Horse-Drawn Heritage at the Barns Museum

Iowa man builds The Barns museum around horse-drawn implements, buggies and wagons

| August 2011

J.R. Pearson couldn’t help it. A wagon and buggy maker by profession as well as a collector, for nearly 20 years he watched piece after piece of agricultural history fade away at rural auctions. Recognizing the historic value of the old relics, J.R. began purchasing unique implements to add to his collection. Then came the creation of a museum – The Barns – in his hometown of Marcus, Iowa, making the implements available to those who share his interest in farming and history. 

“I try to find items that are as old as possible, in workable condition and somewhat unique,” J.R. says. “If they need restoration I do the work myself.” The vast majority of the collection, which was first opened to the public in 2008, consists of horse-drawn items. Signs placed throughout allow convenient, self-guided tours. Visits are available by appointment.

Rare, one-of-a-kind antiques add to the museum’s appeal. “One of my favorite pieces is an International Harvester breaking plow with original paint that I found in Gilbert, Minn.,” J.R. says. “The man I bought it from used it on his own land there. It originally came from Canada. It has a 20-inch bottom. It takes four horses to move it. It’s made to be heavy so it wouldn’t flip when they were breaking sod. It probably weighs 600 or 700 pounds.”

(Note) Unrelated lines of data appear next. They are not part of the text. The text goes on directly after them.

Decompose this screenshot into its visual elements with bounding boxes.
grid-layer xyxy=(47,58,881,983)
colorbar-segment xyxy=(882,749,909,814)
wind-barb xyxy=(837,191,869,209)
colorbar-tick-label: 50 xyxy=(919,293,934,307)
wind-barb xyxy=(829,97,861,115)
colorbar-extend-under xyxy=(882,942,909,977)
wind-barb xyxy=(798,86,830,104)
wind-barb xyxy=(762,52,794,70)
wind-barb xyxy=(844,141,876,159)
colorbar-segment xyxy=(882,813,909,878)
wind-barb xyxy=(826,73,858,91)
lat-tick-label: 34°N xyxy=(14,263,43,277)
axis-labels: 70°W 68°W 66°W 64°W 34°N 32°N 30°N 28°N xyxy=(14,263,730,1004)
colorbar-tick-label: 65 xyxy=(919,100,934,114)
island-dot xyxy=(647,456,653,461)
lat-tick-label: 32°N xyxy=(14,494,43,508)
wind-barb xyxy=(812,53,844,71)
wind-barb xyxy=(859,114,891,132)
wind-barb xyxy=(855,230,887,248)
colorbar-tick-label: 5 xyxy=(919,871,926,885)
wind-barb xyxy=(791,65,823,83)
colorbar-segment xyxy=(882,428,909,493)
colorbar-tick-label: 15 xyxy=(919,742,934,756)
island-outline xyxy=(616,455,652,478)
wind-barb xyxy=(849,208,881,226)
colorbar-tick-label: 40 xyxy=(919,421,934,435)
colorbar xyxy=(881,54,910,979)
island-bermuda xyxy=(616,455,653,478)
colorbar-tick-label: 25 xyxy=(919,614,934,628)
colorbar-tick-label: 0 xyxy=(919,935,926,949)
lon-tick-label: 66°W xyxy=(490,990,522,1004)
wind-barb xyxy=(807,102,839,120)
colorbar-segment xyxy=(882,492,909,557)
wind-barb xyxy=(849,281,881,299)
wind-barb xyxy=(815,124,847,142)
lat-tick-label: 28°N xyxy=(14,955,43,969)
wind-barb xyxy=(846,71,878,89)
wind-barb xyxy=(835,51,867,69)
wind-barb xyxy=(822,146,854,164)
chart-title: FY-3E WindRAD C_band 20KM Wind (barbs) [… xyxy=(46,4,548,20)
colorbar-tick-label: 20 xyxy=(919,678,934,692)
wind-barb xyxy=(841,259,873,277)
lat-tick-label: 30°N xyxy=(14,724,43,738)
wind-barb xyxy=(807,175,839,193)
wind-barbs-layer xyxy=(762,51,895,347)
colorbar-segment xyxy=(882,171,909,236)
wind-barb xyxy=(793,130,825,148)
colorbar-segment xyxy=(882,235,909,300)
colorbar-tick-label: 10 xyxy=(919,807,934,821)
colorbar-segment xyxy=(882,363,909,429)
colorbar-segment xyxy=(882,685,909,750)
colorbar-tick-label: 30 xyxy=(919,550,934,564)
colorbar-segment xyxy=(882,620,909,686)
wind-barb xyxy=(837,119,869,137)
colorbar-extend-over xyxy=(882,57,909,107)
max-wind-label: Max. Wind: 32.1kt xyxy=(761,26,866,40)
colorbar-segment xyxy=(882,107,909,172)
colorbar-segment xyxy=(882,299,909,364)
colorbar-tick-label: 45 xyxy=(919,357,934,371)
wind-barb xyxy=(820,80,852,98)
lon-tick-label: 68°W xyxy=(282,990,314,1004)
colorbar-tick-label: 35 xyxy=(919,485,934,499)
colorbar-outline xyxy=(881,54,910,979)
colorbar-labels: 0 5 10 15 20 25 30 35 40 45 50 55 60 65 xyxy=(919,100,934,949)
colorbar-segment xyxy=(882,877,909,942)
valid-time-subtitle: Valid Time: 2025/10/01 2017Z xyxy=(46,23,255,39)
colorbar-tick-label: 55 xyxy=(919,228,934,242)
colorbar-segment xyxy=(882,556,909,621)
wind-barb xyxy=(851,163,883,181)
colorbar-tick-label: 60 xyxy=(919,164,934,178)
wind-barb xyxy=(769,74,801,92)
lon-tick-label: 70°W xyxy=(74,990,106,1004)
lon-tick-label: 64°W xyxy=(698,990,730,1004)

A pair of stalk cutters is also prominently displayed. One is a Louisville model; the other is a Leidy. A collection of wagons and wagon seats is another highlight of the museum. John Deere, Montgomery Ward, Mitchell and Triumph are among the lines featured.

Wagons before cars

A Studebaker wagon in the museum is a fine relic of a legendary era in American industry. John Studebaker, son of German immigrants, was born in 1799 near Philadelphia. He married a local girl, built himself a Conestoga wagon and headed west to Ohio. His sons, Clement and Henry, formed the Studebaker Blacksmiths and Wagon Makers Co. in 1852. By 1872 the company was known as the largest vehicle builder in the world.

In the 1906 publication The ABC’s of Corn Culture by P.G. Holden, an ad proclaimed Studebaker Wagon Makers to the American Farmer. “The unparalleled success of the American Farmer is largely due to his insistence upon having the best of everything, in tools and machinery,” the ad proclaims. “He is shrewd enough to know that this, in the end, is cheapest. By meeting the demand for first-class farm vehicles and by utilizing every known means of improvement in materials and machinery, the Studebakers have achieved and maintained supremacy as makers of wagons to the American farmer.”